Tag 15: Von Kipfenberg nach Wolnzach

Diesmal kann ich recht gut ausschlafen. Das Hotelzimmer ist wirklich sehr schön in einem ländlichen Stil eingerichtet – und dank meiner Essigessenz-Intervention gestern genieße ich die morgentliche Dusche unter einem angenehm breiten, sanften Strahl wohltemperierten Wassers. Beim Frühstück unterhalte ich mich mit den Tischnachbarn über die zurückliegende Fahrt. Auch sie wollen demnächst eine lange Fahrradtour machen, mit ihren Kindern. So meine Strecken rekapitulierend, stelle ich fest, daß die Gegend, die mir am meisten gefallen hat jene im Bereich der Lüneburger Heide war: Die liebliche Landschaft, die schönen, reetgedeckten Bauernhäuser, die freundlichen und unkomplizierten Leute.
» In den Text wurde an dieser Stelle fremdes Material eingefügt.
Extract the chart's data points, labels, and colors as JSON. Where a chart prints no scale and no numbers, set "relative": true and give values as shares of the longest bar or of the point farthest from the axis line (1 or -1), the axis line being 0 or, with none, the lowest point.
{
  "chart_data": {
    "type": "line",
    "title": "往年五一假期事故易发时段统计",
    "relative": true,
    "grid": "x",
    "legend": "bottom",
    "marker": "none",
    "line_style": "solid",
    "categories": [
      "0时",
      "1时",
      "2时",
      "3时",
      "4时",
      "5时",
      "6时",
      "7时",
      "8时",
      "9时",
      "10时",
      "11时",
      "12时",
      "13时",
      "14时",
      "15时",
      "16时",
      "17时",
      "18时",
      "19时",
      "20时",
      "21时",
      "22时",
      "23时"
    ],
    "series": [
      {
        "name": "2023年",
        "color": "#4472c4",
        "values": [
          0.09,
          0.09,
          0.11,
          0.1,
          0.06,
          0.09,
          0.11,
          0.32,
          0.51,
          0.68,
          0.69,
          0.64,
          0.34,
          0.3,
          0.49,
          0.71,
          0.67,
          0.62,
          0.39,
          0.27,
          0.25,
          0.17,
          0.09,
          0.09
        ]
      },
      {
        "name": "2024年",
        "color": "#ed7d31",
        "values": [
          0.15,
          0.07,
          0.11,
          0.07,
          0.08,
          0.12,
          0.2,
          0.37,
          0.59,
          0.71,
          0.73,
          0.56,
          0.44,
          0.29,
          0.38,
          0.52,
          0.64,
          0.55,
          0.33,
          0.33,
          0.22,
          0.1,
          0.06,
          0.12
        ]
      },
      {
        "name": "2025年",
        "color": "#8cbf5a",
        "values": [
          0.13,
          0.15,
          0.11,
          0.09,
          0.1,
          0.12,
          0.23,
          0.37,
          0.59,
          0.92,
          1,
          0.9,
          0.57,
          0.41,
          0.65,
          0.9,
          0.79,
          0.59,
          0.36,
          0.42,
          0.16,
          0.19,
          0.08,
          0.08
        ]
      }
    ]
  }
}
Meine Tischnachbarn erzählen mir von weiteren Routen, weiter oben am Meer entlang. Ich ziehe ernsthaft in Erwägung, dies für einen meiner nächsten Urlaube zum Ziel zu machen.

Hoch über Kipfenberg prangt eine gut erhaltene Burg. Sie ist größtenteils im Privatbesitz und für Besucher gesperrt, doch in einem Seitenflügel befindet sich ein öffentlich zugängliches Museum über den Limes, der genau hier die Landschaft quert – sowie über die sehr zahlreichen archäologischen Funde, die hier in der Umgebung im Laufe der Zeit gemacht wurden. Unter Anderem ist dort die Grablegungssituation des sogenannten “Ersten Bayern” originalgetreu nachgebildet. Der relativ junge bajuwarische Krieger, dessen sterbliche Überreste hier ganz in der Nähe per Zufall gefunden wurden, wurde im 5. Jahrhundert mit reichen Grabbeigaben beigesetzt – unter anderem einem langen Schwert, wie es zu seiner Zeit in Mode war, und einem breiten, mit Beschlägen verzierten Gürtel.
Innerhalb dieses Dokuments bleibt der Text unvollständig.